Beyond gulping

Keep Voorheesville from gong to the dogs, plan now for the future

Illustration by Forest Byrd

The village of Voorheesville is in the midst of a building boom.

Within the village, Quail Run plans to build 23 units on the last large tract of open space. And five homes are to be built on the 16 acres surrounding the old Voorhees House. That grand Victorian home has, since it was built, stood alone on a hill, overlooking the railroad that brought commerce and city visitors to the once-rural land.

Just outside the village, two more developments are planned — Claremont Estates, which is slated to add 10 homes, and the Colonie Country Club Estates with 40 new homes abutting the golf course.

All of these projects will receive village water. Development can’t proceed without water.

The desire to move to Voorheesville is huge, says John Bossalini, a project executive at Amedore Homes, the builder for the country-club development. “It’s a great school district,” he said. “Taxes are reasonable. It’s an easy commute. New Scotland is so close to the city and the state campus.”

These are all good things, but any of them, except the proximity, can be spoiled without sensible planning.

Taxes go up as families move in with kids who go to school, and they require other municipal services, too. The school district, like others across the state, is facing a massive reduction in state aid and, without a large commercial tax base, may well have to make painful cuts.
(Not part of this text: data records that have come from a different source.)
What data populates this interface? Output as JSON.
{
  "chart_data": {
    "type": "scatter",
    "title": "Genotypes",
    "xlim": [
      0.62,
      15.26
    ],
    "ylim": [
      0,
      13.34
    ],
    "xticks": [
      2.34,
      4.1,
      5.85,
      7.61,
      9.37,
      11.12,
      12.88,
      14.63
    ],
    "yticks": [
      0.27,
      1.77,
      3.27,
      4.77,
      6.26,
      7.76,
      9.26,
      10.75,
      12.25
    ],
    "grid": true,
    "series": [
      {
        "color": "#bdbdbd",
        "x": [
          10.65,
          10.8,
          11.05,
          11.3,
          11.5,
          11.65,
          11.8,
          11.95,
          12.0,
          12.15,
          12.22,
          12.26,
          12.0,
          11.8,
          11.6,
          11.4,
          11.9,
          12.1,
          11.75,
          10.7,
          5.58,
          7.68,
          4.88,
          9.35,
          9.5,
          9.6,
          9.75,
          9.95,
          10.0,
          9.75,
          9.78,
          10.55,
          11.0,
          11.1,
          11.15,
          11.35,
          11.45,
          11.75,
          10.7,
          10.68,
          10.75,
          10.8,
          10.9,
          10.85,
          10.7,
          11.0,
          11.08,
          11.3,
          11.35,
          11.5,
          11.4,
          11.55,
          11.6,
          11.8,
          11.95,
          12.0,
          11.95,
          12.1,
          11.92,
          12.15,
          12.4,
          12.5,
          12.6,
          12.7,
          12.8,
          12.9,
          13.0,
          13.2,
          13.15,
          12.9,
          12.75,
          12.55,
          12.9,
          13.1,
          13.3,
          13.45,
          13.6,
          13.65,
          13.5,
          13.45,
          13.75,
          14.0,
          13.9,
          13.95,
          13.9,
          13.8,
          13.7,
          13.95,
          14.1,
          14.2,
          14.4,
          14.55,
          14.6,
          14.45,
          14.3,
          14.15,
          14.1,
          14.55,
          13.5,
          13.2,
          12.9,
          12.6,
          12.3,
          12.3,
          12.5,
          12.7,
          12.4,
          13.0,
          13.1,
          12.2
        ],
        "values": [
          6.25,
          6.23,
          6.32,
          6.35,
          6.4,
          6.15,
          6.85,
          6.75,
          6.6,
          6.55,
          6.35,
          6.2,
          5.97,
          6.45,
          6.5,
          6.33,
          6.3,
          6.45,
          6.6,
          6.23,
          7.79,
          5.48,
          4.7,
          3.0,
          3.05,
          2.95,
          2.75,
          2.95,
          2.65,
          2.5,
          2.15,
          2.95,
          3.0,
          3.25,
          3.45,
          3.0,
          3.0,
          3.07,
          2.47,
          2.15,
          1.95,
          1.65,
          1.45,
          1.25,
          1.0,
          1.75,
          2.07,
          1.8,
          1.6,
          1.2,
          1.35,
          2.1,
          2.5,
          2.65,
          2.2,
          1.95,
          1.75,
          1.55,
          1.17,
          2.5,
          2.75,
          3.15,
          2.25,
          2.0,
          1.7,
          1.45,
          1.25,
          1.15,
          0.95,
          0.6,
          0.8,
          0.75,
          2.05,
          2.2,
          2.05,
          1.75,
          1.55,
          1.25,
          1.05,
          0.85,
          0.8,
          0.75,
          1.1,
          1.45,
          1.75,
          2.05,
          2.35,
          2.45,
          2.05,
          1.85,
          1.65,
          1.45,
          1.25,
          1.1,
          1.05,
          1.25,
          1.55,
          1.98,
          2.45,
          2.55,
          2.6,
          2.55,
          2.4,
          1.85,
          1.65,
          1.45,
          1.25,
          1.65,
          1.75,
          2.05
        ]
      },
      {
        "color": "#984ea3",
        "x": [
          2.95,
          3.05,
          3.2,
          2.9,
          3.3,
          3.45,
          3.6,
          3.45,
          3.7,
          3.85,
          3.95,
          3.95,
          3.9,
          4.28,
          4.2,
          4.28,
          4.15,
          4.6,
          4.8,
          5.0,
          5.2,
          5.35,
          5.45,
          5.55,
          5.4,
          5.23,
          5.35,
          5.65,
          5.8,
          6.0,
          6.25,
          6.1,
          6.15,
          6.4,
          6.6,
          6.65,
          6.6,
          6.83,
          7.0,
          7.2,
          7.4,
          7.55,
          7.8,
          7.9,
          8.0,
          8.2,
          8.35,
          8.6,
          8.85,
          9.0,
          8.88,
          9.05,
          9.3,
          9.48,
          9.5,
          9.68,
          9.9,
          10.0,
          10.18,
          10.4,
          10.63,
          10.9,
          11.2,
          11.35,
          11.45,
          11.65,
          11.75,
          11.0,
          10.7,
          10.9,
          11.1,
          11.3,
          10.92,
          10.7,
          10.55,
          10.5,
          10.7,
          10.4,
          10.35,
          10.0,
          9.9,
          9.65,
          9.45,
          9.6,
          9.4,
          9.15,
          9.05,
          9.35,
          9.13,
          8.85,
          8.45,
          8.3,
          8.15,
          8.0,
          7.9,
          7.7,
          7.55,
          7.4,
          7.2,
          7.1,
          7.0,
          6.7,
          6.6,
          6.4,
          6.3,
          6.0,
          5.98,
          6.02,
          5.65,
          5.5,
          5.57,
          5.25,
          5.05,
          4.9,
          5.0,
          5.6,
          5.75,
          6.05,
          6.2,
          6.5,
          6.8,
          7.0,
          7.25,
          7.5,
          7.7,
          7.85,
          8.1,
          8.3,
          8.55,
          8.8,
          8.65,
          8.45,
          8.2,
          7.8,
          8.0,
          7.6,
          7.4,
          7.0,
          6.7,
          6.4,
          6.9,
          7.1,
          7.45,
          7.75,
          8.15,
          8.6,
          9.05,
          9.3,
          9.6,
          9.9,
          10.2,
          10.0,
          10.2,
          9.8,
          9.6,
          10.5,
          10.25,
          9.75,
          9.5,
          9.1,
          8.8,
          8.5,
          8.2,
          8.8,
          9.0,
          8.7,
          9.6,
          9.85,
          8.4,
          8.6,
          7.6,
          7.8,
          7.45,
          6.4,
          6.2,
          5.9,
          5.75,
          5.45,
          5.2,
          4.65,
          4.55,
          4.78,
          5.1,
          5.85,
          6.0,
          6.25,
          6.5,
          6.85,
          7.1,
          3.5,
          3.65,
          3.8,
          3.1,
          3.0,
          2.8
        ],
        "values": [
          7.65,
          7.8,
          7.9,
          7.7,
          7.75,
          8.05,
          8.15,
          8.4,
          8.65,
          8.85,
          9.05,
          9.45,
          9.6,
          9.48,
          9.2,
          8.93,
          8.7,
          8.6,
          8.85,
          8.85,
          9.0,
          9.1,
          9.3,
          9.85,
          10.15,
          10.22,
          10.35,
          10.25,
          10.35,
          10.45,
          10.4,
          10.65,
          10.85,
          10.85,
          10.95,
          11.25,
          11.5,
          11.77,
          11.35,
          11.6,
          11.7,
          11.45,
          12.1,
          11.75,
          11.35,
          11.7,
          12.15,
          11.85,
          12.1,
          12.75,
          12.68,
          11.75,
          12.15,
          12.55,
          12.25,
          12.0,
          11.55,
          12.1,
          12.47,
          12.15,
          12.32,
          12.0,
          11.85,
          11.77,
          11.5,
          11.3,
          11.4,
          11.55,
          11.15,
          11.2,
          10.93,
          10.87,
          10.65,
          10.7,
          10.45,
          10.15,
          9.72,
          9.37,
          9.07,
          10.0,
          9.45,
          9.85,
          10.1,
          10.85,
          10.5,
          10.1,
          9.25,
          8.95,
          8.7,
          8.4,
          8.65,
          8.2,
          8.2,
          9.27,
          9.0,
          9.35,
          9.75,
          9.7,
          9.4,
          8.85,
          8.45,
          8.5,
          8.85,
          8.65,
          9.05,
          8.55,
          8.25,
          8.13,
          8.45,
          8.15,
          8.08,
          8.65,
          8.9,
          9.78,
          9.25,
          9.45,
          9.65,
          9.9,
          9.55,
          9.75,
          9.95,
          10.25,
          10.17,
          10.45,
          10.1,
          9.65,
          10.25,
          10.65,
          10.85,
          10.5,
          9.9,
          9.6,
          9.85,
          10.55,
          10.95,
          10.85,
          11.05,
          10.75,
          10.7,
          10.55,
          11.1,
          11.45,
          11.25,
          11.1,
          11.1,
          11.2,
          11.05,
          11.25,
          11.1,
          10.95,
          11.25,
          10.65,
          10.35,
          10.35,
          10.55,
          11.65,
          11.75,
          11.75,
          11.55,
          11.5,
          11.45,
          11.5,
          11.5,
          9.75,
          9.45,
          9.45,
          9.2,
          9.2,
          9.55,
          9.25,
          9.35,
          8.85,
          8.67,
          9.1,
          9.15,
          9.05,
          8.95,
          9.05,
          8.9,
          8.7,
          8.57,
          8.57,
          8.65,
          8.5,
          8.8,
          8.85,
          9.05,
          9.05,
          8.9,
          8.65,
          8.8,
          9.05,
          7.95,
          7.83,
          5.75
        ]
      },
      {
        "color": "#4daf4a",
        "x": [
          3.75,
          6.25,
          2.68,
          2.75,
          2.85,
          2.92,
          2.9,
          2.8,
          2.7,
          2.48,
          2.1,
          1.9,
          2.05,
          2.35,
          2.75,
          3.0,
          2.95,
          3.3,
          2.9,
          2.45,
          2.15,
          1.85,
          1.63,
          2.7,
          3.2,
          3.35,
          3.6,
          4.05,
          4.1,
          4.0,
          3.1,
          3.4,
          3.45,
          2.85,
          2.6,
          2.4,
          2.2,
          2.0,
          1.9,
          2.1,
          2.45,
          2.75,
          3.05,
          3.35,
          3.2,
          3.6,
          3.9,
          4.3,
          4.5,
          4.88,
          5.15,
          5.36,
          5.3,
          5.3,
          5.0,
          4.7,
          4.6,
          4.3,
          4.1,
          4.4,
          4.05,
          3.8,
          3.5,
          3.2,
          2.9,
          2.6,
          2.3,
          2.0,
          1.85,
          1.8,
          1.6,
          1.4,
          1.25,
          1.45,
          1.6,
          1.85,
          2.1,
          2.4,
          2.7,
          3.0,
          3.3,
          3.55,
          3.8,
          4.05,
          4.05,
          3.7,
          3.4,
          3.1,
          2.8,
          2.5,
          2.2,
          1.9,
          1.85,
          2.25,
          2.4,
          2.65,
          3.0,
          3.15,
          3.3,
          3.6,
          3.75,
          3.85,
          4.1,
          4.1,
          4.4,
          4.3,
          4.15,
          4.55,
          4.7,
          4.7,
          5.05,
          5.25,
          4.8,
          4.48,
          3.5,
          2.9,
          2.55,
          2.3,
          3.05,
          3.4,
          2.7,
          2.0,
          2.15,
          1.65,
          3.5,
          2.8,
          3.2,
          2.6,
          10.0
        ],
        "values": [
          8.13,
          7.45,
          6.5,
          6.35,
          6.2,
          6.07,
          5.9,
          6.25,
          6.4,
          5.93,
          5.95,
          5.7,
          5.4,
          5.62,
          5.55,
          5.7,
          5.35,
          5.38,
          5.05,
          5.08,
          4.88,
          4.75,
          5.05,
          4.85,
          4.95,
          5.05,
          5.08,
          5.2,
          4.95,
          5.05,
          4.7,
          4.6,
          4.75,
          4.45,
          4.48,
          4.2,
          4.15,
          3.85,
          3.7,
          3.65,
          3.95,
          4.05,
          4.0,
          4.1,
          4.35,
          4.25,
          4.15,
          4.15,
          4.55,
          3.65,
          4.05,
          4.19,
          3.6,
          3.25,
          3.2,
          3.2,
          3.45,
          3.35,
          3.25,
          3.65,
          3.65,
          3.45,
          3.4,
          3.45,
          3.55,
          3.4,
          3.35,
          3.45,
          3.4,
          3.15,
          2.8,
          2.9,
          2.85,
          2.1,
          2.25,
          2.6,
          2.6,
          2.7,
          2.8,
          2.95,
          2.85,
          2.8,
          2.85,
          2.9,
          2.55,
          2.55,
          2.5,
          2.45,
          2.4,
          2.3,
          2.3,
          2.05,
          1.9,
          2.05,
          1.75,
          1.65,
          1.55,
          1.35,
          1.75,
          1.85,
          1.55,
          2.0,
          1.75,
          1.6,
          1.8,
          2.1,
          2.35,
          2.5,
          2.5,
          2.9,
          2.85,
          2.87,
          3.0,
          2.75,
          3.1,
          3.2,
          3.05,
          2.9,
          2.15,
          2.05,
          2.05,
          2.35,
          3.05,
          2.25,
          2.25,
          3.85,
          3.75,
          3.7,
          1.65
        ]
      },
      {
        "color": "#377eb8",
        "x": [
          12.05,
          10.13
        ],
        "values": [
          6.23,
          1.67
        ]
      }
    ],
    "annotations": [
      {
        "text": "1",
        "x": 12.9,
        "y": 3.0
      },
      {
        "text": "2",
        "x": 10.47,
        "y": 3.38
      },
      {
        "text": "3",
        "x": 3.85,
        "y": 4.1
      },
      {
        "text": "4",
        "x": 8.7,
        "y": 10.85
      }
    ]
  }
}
Voorheesville’s mayor, Robert Conway, is aware of these looming problems. He hopes to strike a water deal with the town of New Scotland for homes that are already built, reasoning that, if the village water is used for existing structures, it won’t be available for new ones.

“We have the capacity,” he told our reporter, Philippa Stasiuk, this week. “I’m not concerned about selling too much water. What I’m concerned about is, when we grant water, that it possibly opens the door for further expansion.”

Selling water would also help fill the village coffers. Voorheesville lost about $50,000 a year when Atlas Copco Comptec, the village’s largest water customer, reduced its water consumption by 90 percent, or about 20 million gallons, after building re-circulating cooling towers for the water.

We have no quarrel with the mayor’s goal of curbing development. In fact, we applaud it.

But we believe there is a better way to go about it. We urge the village to set up a master-planning committee to develop a meaningful plan for Voorheesville’s future.

In 2005, the Open Space Institute released a report, documenting sprawl in the Capital Region. It detailed the many problems that come with sprawl and reduce the quality of life. The report noted that the state allows five planning methods for municipalities. One of them, and it is one of the most important, is a comprehensive land-use plan.

That same year, we raised the question of the nearby village of Altamont during our election interviews in the spring. All of the winning candidates said they advocated creating a comprehensive land-use plan. They then fulfilled that promise.

Trustee Dean Whalen, who headed Altamont’s master-planning committee and went on to head the committee that drafted zoning to fit the plan, told us, “We don’t have anything on how we see ourselves in the 21st Century. We don’t want to get steamrolled.”

Now Altamont has a plan, and the zoning to back it up. Beyond that, it has a committee that meets to express village views on Guilderland town projects planned near its borders. Such a committee would be valuable for Voorheesville, too.

Altamont’s master-planning committee went about its work in the right way, which could form a valuable template for nearby Voorheesville as well. It surveyed village residents and held public workshops.

As we’ve written before, a meaningful comprehensive plan offers a vision of what a town or village would like to become and what it should preserve. When master plans first became popular more than a quarter of a century ago, many municipalities adopted cookie-cutter plans churned out by consultants; those plans sat on shelves, collecting dust.

For a municipality’s master plan to work well, it must reflect the views of its residents and then its tenets must be codified into zoning law. And it must be regularly updated.

This process would give the village a chance to publicly work through its priorities — from resource, traffic, and environmental concerns to social concerns like the need for affordable housing or viable community centers.

Voorheesville has an opportunity to take a long look into its future, to see what it wants to preserve of its past and the spaces that now exist in the village. We plan to ask about it in the upcoming spring elections. We hope the candidates and those currently in office not running for re-election will seize the day.

The village needs to preserve the very things that make it so attractive. Now is the time to do that.